For more information on these technologies, get yourself a snack and beverage and spend a few hours reading the results of an Internet search.

Originally posted 2009-12-19 01:00:36.

Mac Pro upgrade

I updated my Mac Pro to OS-X 10.9 Mavericks last weekend, and after doing that the iMovie update wouldn’t install, it claimed that the ATI X1900XT video card that shipped with it wasn’t compatible; which with the help of one of my friends at Apple we determined that the new version of iMovie (like Final Cut Pro) wanted a video card that supported OpenCL.
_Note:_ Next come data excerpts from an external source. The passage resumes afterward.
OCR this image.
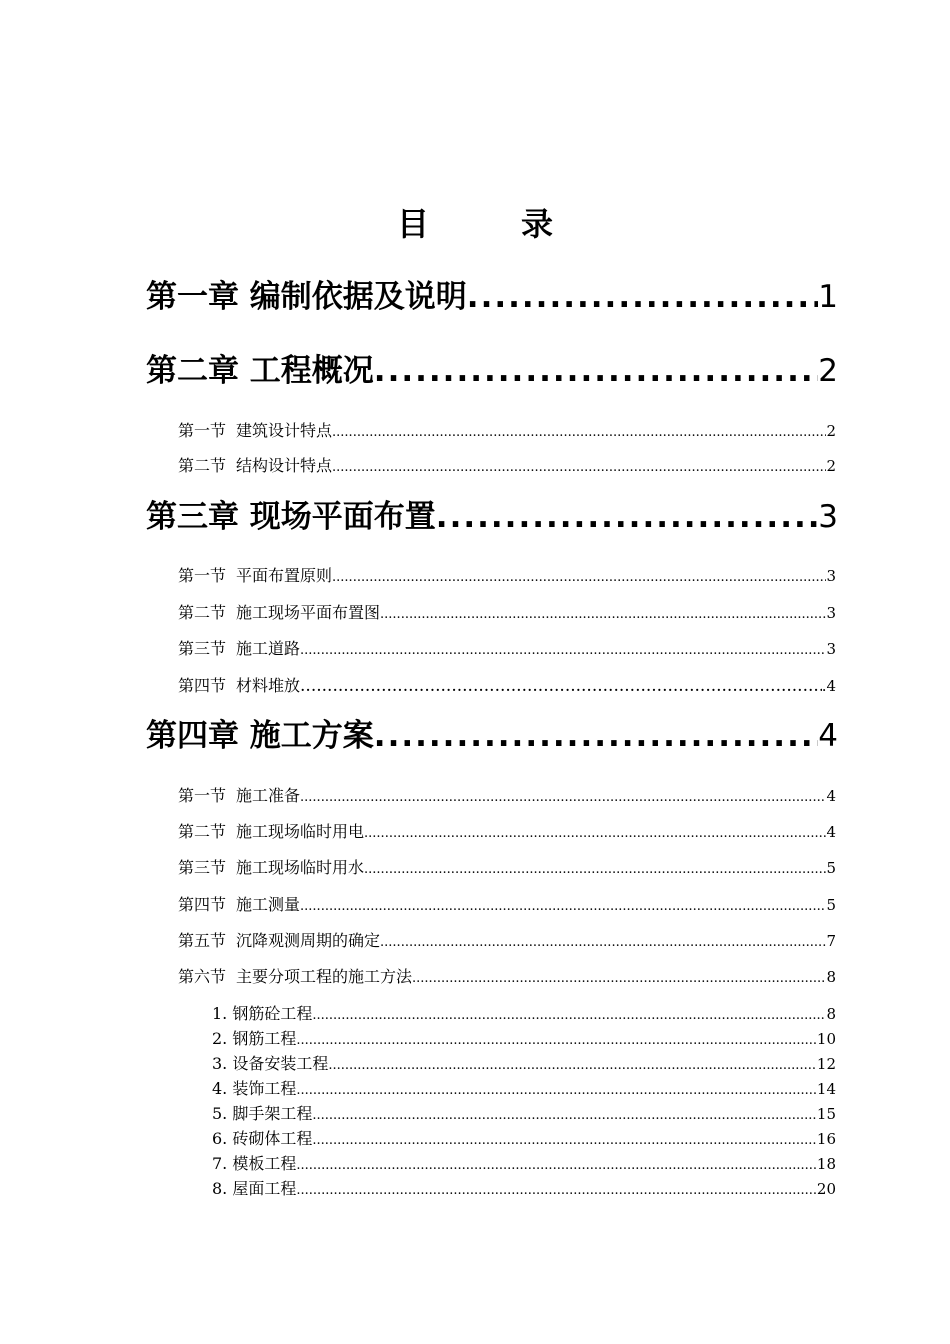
目	录
第一章 编制依据及说明 .....	1
第二章 工程概况 .....	2
第一节 建筑设计特点 .....	2
第二节 结构设计特点 .....	2
第三章 现场平面布置 .....	3
第一节 平面布置原则 .....	3
第二节 施工现场平面布置图 .....	3
第三节 施工道路 .....	3
第四节 材料堆放 .....	.4
第四章 施工方案 .....	4
第一节 施工准备 .....	4
第二节 施工现场临时用电 .....	4
第三节 施工现场临时用水 .....	5
第四节 施工测量 .....	5
第五节 沉降观测周期的确定 .....	7
第六节 主要分项工程的施工方法 .....	8
1. 钢筋砼工程 .....	8
2. 钢筋工程 .....	10
3. 设备安装工程 .....	12
4. 装饰工程 .....	14
5. 脚手架工程 .....	15
6. 砖砌体工程 .....	16
7. 模板工程 .....	18
8. 屋面工程 .....	20
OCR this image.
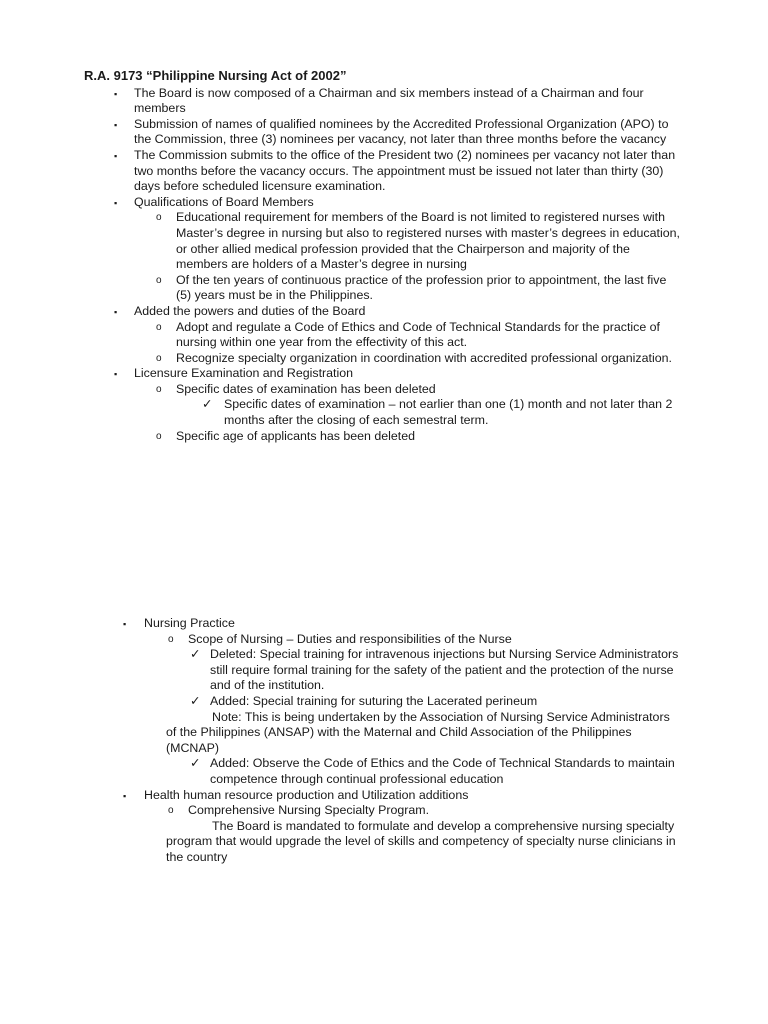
R.A. 9173 “Philippine Nursing Act of 2002”

▪ The Board is now composed of a Chairman and six members instead of a Chairman and four members
▪ Submission of names of qualified nominees by the Accredited Professional Organization (APO) to the Commission, three (3) nominees per vacancy, not later than three months before the vacancy
▪ The Commission submits to the office of the President two (2) nominees per vacancy not later than two months before the vacancy occurs. The appointment must be issued not later than thirty (30) days before scheduled licensure examination.
▪ Qualifications of Board Members
o Educational requirement for members of the Board is not limited to registered nurses with Master’s degree in nursing but also to registered nurses with master’s degrees in education, or other allied medical profession provided that the Chairperson and majority of the members are holders of a Master’s degree in nursing
o Of the ten years of continuous practice of the profession prior to appointment, the last five (5) years must be in the Philippines.
▪ Added the powers and duties of the Board
o Adopt and regulate a Code of Ethics and Code of Technical Standards for the practice of nursing within one year from the effectivity of this act.
o Recognize specialty organization in coordination with accredited professional organization.
▪ Licensure Examination and Registration
o Specific dates of examination has been deleted
✓ Specific dates of examination – not earlier than one (1) month and not later than 2 months after the closing of each semestral term.
o Specific age of applicants has been deleted
▪ Nursing Practice
o Scope of Nursing – Duties and responsibilities of the Nurse
✓ Deleted: Special training for intravenous injections but Nursing Service Administrators still require formal training for the safety of the patient and the protection of the nurse and of the institution.
✓ Added: Special training for suturing the Lacerated perineum
Note: This is being undertaken by the Association of Nursing Service Administrators of the Philippines (ANSAP) with the Maternal and Child Association of the Philippines (MCNAP)
✓ Added: Observe the Code of Ethics and the Code of Technical Standards to maintain competence through continual professional education
▪ Health human resource production and Utilization additions
o Comprehensive Nursing Specialty Program.
The Board is mandated to formulate and develop a comprehensive nursing specialty program that would upgrade the level of skills and competency of specialty nurse clinicians in the country
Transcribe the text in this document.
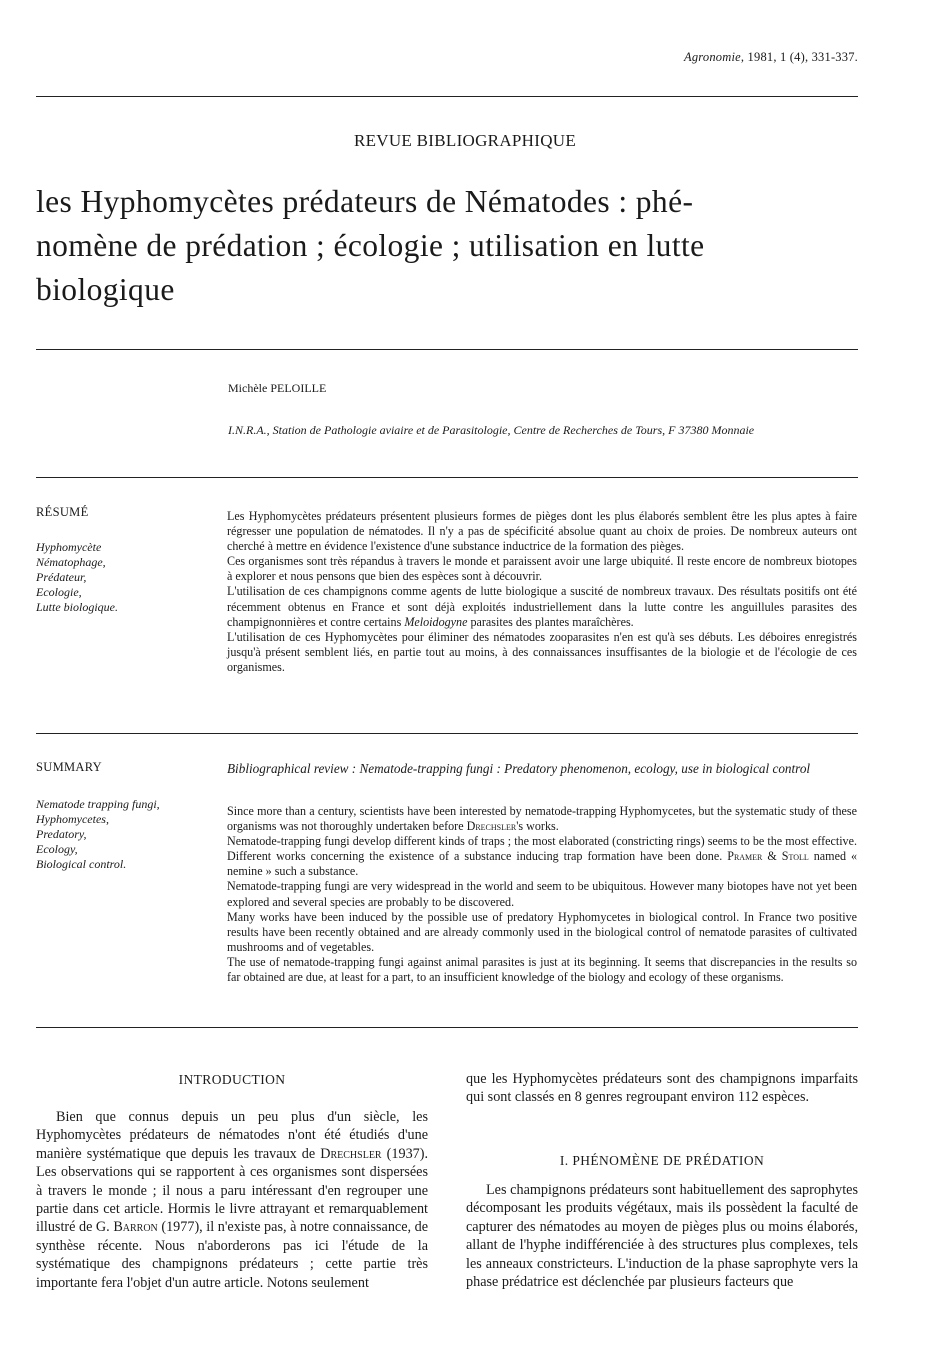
Agronomie, 1981, 1 (4), 331-337.
REVUE BIBLIOGRAPHIQUE
les Hyphomycètes prédateurs de Nématodes : phé-
nomène de prédation ; écologie ; utilisation en lutte
biologique
Michèle PELOILLE
I.N.R.A., Station de Pathologie aviaire et de Parasitologie, Centre de Recherches de Tours, F 37380 Monnaie
RÉSUMÉ
Hyphomycète
Nématophage,
Prédateur,
Ecologie,
Lutte biologique.

Les Hyphomycètes prédateurs présentent plusieurs formes de pièges dont les plus élaborés semblent être les plus aptes à faire régresser une population de nématodes. Il n'y a pas de spécificité absolue quant au choix de proies. De nombreux auteurs ont cherché à mettre en évidence l'existence d'une substance inductrice de la formation des pièges.

Ces organismes sont très répandus à travers le monde et paraissent avoir une large ubiquité. Il reste encore de nombreux biotopes à explorer et nous pensons que bien des espèces sont à découvrir.

L'utilisation de ces champignons comme agents de lutte biologique a suscité de nombreux travaux. Des résultats positifs ont été récemment obtenus en France et sont déjà exploités industriellement dans la lutte contre les anguillules parasites des champignonnières et contre certains Meloidogyne parasites des plantes maraîchères.

L'utilisation de ces Hyphomycètes pour éliminer des nématodes zooparasites n'en est qu'à ses débuts. Les déboires enregistrés jusqu'à présent semblent liés, en partie tout au moins, à des connaissances insuffisantes de la biologie et de l'écologie de ces organismes.

SUMMARY
Nematode trapping fungi,
Hyphomycetes,
Predatory,
Ecology,
Biological control.
Bibliographical review : Nematode-trapping fungi : Predatory phenomenon, ecology, use in biological control

Since more than a century, scientists have been interested by nematode-trapping Hyphomycetes, but the systematic study of these organisms was not thoroughly undertaken before Drechsler's works.

Nematode-trapping fungi develop different kinds of traps ; the most elaborated (constricting rings) seems to be the most effective. Different works concerning the existence of a substance inducing trap formation have been done. Pramer & Stoll named « nemine » such a substance.

Nematode-trapping fungi are very widespread in the world and seem to be ubiquitous. However many biotopes have not yet been explored and several species are probably to be discovered.

Many works have been induced by the possible use of predatory Hyphomycetes in biological control. In France two positive results have been recently obtained and are already commonly used in the biological control of nematode parasites of cultivated mushrooms and of vegetables.

The use of nematode-trapping fungi against animal parasites is just at its beginning. It seems that discrepancies in the results so far obtained are due, at least for a part, to an insufficient knowledge of the biology and ecology of these organisms.

INTRODUCTION

Bien que connus depuis un peu plus d'un siècle, les Hyphomycètes prédateurs de nématodes n'ont été étudiés d'une manière systématique que depuis les travaux de Drechsler (1937). Les observations qui se rapportent à ces organismes sont dispersées à travers le monde ; il nous a paru intéressant d'en regrouper une partie dans cet article. Hormis le livre attrayant et remarquablement illustré de G. Barron (1977), il n'existe pas, à notre connaissance, de synthèse récente. Nous n'aborderons pas ici l'étude de la systématique des champignons prédateurs ; cette partie très importante fera l'objet d'un autre article. Notons seulement

que les Hyphomycètes prédateurs sont des champignons imparfaits qui sont classés en 8 genres regroupant environ 112 espèces.

I. PHÉNOMÈNE DE PRÉDATION

Les champignons prédateurs sont habituellement des saprophytes décomposant les produits végétaux, mais ils possèdent la faculté de capturer des nématodes au moyen de pièges plus ou moins élaborés, allant de l'hyphe indifférenciée à des structures plus complexes, tels les anneaux constricteurs. L'induction de la phase saprophyte vers la phase prédatrice est déclenchée par plusieurs facteurs que
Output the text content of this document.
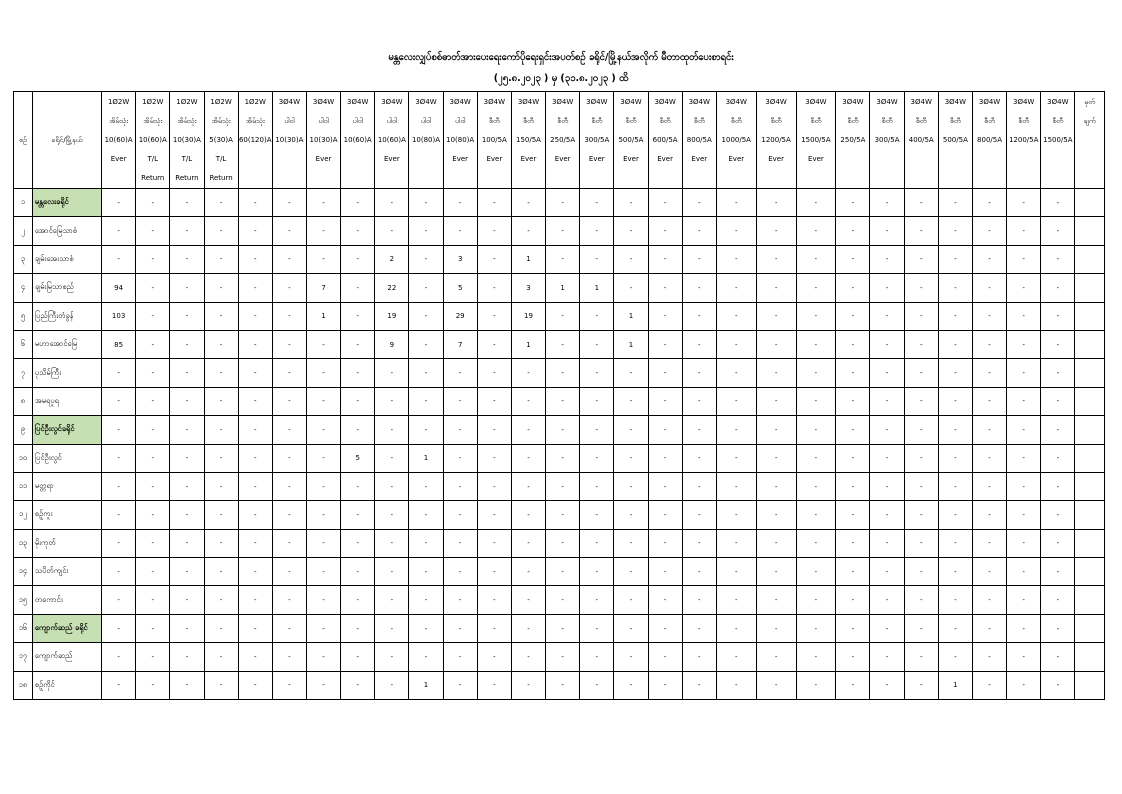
မန္တလေးလျှပ်စစ်ဓာတ်အားပေးရေးကော်ပိုရေးရှင်းအပတ်စဉ် ခရိုင်/မြို့နယ်အလိုက် မီတာထုတ်ပေးစာရင်း
(၂၅.၈.၂၀၂၃ ) မှ (၃၁.၈.၂၀၂၃ ) ထိ
စဉ်	ခရိုင်/မြို့နယ်	1Ø2W
အိမ်သုံး
10(60)A
Ever	1Ø2W
အိမ်သုံး
10(60)A
T/L
Return	1Ø2W
အိမ်သုံး
10(30)A
T/L
Return	1Ø2W
အိမ်သုံး
5(30)A
T/L
Return	1Ø2W
အိမ်သုံး
60(120)A	3Ø4W
ပါဝါ
10(30)A	3Ø4W
ပါဝါ
10(30)A
Ever	3Ø4W
ပါဝါ
10(60)A	3Ø4W
ပါဝါ
10(60)A
Ever	3Ø4W
ပါဝါ
10(80)A	3Ø4W
ပါဝါ
10(80)A
Ever	3Ø4W
စီတီ
100/5A
Ever	3Ø4W
စီတီ
150/5A
Ever	3Ø4W
စီတီ
250/5A
Ever	3Ø4W
စီတီ
300/5A
Ever	3Ø4W
စီတီ
500/5A
Ever	3Ø4W
စီတီ
600/5A
Ever	3Ø4W
စီတီ
800/5A
Ever	3Ø4W
စီတီ
1000/5A
Ever	3Ø4W
စီတီ
1200/5A
Ever	3Ø4W
စီတီ
1500/5A
Ever	3Ø4W
စီတီ
250/5A	3Ø4W
စီတီ
300/5A	3Ø4W
စီတီ
400/5A	3Ø4W
စီတီ
500/5A	3Ø4W
စီတီ
800/5A	3Ø4W
စီတီ
1200/5A	3Ø4W
စီတီ
1500/5A	မှတ်
ချက်

၁	မန္တလေးခရိုင်	-	-	-	-	-	-	-	-	-	-	-	-	-	-	-	-	-	-	-	-	-	-	-	-	-	-	-	-	
၂	အောင်မြေသာစံ	-	-	-	-	-	-	-	-	-	-	-	-	-	-	-	-	-	-	-	-	-	-	-	-	-	-	-	-	
၃	ချမ်းအေးသာစံ	-	-	-	-	-	-	-	-	2	-	3	-	1	-	-	-	-	-	-	-	-	-	-	-	-	-	-	-	
၄	ချမ်းမြသာစည်	94	-	-	-	-	-	7	-	22	-	5	-	3	1	1	-	-	-	-	-	-	-	-	-	-	-	-	-	
၅	ပြည်ကြီးတံခွန်	103	-	-	-	-	-	1	-	19	-	29	-	19	-	-	1	-	-	-	-	-	-	-	-	-	-	-	-	
၆	မဟာအောင်မြေ	85	-	-	-	-	-	-	-	9	-	7	-	1	-	-	1	-	-	-	-	-	-	-	-	-	-	-	-	
၇	ပုသိမ်ကြီး	-	-	-	-	-	-	-	-	-	-	-	-	-	-	-	-	-	-	-	-	-	-	-	-	-	-	-	-	
၈	အမရပူရ	-	-	-	-	-	-	-	-	-	-	-	-	-	-	-	-	-	-	-	-	-	-	-	-	-	-	-	-	
၉	ပြင်ဦးလွင်ခရိုင်	-	-	-	-	-	-	-	-	-	-	-	-	-	-	-	-	-	-	-	-	-	-	-	-	-	-	-	-	
၁၀	ပြင်ဦးလွင်	-	-	-	-	-	-	-	5	-	1	-	-	-	-	-	-	-	-	-	-	-	-	-	-	-	-	-	-	
၁၁	မတ္တရာ	-	-	-	-	-	-	-	-	-	-	-	-	-	-	-	-	-	-	-	-	-	-	-	-	-	-	-	-	
၁၂	စဉ့်ကူး	-	-	-	-	-	-	-	-	-	-	-	-	-	-	-	-	-	-	-	-	-	-	-	-	-	-	-	-	
၁၃	မိုးကုတ်	-	-	-	-	-	-	-	-	-	-	-	-	-	-	-	-	-	-	-	-	-	-	-	-	-	-	-	-	
၁၄	သပိတ်ကျင်း	-	-	-	-	-	-	-	-	-	-	-	-	-	-	-	-	-	-	-	-	-	-	-	-	-	-	-	-	
၁၅	တကောင်း	-	-	-	-	-	-	-	-	-	-	-	-	-	-	-	-	-	-	-	-	-	-	-	-	-	-	-	-	
၁၆	ကျောက်ဆည် ခရိုင်	-	-	-	-	-	-	-	-	-	-	-	-	-	-	-	-	-	-	-	-	-	-	-	-	-	-	-	-	
၁၇	ကျောက်ဆည်	-	-	-	-	-	-	-	-	-	-	-	-	-	-	-	-	-	-	-	-	-	-	-	-	-	-	-	-	
၁၈	စဉ့်ကိုင်	-	-	-	-	-	-	-	-	-	1	-	-	-	-	-	-	-	-	-	-	-	-	-	-	1	-	-	-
I’d considered upgrading the video card awhile ago, but I just wasn’t too interested in spending $399 or so for something I didn’t use very much. 

A quick look for compatible cards found an ATI Radeon HD6870 which had Mac (EFI) support and the Mac Pro power cables (plus a mini-display port adapter, which I didn’t need since the card had two DVI ports and I only have two monitors on my Mac Pro — that may change now) for $169.00 (free shipping)… and since I had almost $100 in eBay vouchers/credits that were going to expire in a little over a week I was like “no problemo” — lol.

I ordered the card, and it arrived today — I won’t say it was easy to install (Macs, even Mac Pros aren’t really designed to be easy to upgrade), but it installed with no problem and it’s working just fine.

Is it faster?  Probably, but I won’t know if it really makes a big difference until I try and do a video encode (the GPUs on the card will be used in addition to the eight cores of CPU — though my bet is the 32GB of memory really makes the biggest difference in the encode speed).

While I had the Mac Pro opened up, I went ahead and replaced one of the 500GB hard drives with a 3TB hard drive I had around… since I tend to mostly use the Mac Pro for video project I figured having a local copy (at SATA speeds) would be handy.